I first used the recipe that follows in an adult cooking class years ago and I will never forget one participant in particular. She had just zested the orange, was standing at her cooking station holding it and was looking a little perplexed. I walked over to her and asked if I could help. She looked at me and asked, “Where is the orange juice?” I responded, “It’s in the orange.” She beamed with her newly found knowledge and gave me a story to tell over and over. Try this recipe with blood oranges or tangerines for a unique twist.
Fish in Orange Sauce
1 pound cod fillets (or other white fish)
1 cup all-purpose flour
Salt and pepper to taste
Zest of one orange
4 tablespoons butter
½ cup chicken or fish stock
¼ cup orange juice
1 tablespoon Grand Marnier
2 tablespoons butter, cold
Chopped parsley for garnish
Method: Combine the flour, salt, pepper, and orange zest on a plate. Dredge the fillets in the flour and set aside. Heat the butter in a skillet over medium high heat and when the foam subsides, add the fillets. Do not crowd the pan. Lower the heat to medium. Do not allow the butter to burn. Cook several minutes and turn once. Cook another couple of minutes. Remove to a warm plate. It is okay if the fish is a little underdone. You will rewarm it in the sauce. If there are any burned pieces in the pan wipe them out.

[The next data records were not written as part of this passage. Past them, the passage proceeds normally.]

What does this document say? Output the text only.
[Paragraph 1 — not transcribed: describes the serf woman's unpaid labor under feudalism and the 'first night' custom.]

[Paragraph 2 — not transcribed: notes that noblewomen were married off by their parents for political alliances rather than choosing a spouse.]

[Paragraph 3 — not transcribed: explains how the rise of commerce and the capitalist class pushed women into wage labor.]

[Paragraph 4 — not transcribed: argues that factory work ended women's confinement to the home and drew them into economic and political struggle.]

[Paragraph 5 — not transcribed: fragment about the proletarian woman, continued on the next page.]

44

Do not totally clean the pan.
Add the stock, orange juice and triple sec. Bring to a boil and reduce the heat to a simmer. Cook until thickened a bit. Remove from heat. Add the butter and stir until the butter is incorporated. Do not let the butter separate. Add the fillets to the sauce and warm through over low heat. Adjust the seasoning with salt and pepper and serve warm.